Pada abad yang sama, filsuf-penyair dan peramal asal Jerman, Friedrich Nietzsche meramalkan melalui lisan Zarathustra bahwa Tuhan telah mati. Hal ini diakui oleh para penyair, filsuf dan novelis Barat sebagai persiapan menyongsong kehadiran dunia yang bebas tanpa Tuhan dan agama sama sekali. Penganut Jesuit Perancis, Pierre Tielhard de Chardin dan ahli teologi lain seperti Dietrich Bonhoeffer dari Jerman serta Paul Tillich dari Amerika mengakui perkembangan arus yang berpengaruh besar pada perkembangan Kristen dan dunia Barat. Para teolog pun mengakui ketidakmampuan menolak krisis keyakinan dan keagamaan akibat sekularisasi yang dibawa oleh Barat. Oleh karenanya, intelektual Barat menyarankan agar penganut Kristen berpartisipasi dalam proses sekularisasi, termasuk sekularisasi terhadap Kristen itu sendiri.

Adapun para teolog yang menerima sekularisasi bahkan mulai mempersiapkan landasan teologi baru di atas puing-piung Kristen tradisional yang musnah untuk nantinya dibangun kembali Kristen baru yang mengalami sekularisasi. Pemikir Barat dan teolog kemudian bergabung dengan pemikiran neo-modernis. Mereka melangkah untuk menegaskan bahwa sekularisasi memiliki akar dan merupakan buah dari ajaran Injil Gospel. Hal ini dilakukan agar perkembangan Kristen yang ada nampak sejalan dengan perkembangan Barat yang digambarkan dalam bayangan kehidupan sekular.
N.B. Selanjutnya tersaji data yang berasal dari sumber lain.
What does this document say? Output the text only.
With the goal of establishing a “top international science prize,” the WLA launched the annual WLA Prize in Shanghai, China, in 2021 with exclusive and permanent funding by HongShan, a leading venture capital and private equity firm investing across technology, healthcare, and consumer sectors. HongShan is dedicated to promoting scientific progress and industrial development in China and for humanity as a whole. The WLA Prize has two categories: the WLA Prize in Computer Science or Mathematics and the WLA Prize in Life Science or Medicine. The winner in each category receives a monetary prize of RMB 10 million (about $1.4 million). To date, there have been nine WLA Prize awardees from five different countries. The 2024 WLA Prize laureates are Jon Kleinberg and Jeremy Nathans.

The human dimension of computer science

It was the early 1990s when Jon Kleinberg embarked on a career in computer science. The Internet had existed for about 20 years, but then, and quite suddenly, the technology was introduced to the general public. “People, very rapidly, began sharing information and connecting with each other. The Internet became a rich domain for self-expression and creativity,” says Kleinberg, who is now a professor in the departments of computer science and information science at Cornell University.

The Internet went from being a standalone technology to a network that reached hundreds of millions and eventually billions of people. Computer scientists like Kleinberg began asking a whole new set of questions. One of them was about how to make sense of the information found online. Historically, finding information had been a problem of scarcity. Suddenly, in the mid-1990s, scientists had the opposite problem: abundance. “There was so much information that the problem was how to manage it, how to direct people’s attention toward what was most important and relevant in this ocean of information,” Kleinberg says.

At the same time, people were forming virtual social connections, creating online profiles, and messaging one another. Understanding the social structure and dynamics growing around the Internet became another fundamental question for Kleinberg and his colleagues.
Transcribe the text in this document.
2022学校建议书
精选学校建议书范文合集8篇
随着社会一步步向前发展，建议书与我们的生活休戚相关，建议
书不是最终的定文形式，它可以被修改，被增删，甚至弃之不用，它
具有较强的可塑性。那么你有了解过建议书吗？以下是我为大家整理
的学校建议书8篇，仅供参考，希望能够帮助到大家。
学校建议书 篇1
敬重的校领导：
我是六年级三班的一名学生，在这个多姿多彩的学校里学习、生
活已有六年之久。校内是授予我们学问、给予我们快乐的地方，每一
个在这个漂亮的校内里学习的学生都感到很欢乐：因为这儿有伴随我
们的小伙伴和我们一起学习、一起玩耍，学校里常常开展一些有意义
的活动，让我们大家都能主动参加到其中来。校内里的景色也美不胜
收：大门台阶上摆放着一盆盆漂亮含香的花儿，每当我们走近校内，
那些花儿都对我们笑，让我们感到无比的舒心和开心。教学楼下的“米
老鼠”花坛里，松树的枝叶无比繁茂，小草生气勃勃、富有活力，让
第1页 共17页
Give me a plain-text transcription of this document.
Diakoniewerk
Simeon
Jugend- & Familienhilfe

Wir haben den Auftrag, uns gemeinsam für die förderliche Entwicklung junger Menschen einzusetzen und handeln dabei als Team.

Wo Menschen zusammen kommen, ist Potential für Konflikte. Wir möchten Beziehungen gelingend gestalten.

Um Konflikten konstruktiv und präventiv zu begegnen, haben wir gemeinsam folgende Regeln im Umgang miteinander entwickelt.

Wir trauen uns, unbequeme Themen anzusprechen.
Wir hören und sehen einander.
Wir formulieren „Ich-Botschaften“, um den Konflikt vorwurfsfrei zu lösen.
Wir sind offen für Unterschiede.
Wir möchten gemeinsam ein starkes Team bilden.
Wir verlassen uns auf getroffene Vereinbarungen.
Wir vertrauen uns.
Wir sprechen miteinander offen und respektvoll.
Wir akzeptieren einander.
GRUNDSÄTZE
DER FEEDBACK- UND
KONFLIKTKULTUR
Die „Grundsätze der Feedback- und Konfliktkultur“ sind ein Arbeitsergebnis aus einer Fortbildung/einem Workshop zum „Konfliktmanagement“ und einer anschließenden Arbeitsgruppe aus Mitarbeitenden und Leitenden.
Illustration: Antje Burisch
Perubahan ini tidak serta merta disetujui oleh seluruh penganut Kristen. Namun, munculnya karya Sigmund Freud, The Future of an Illusion yang menyatakan bahwa tuhan itu ilusi -kita sendirilah/nalar kitalah yang membuat tuhan itu, membuat para penentang sekularisasi itu justru turut membantu dalam sekularisasi tersebut. Ada pula diantara penganut Kristen yang menyadari wabah sekularisasi yang berbeda dengan bentuk Kristen tradisional, namun ia pun turut menyerukan di barisan terdepan bentuk baru Kristen yang telah tersekulerisasi. Secara zhahir menentang adanya sekularisasi, namun mereka tetap melakukan kerja sama atau kolaborasi untuk ajaran Kristen yang baru, memodifikasi tugas gereja, pembelajaran heurmenetika, dan melakukan kompromi lainnya sehingga mereka justru memperkuat kedudukan sekularisasi dalam Kristen. Selanjutnya fenomena ini disebut oleh Maritain sebagai kemurtadan yang terpendam –yang terjadi pada kalangan kaum teolog.

Kemurtadan ini memunculkan dilema bagi para teolog untuk mempertahankan Kristen agamanya, namun mereka tidak berdaya melawan para intelektual sehingga mereka tetap harus menjalankan Kristen yang telah tersekulerisasi oleh para intelektual Barat itu.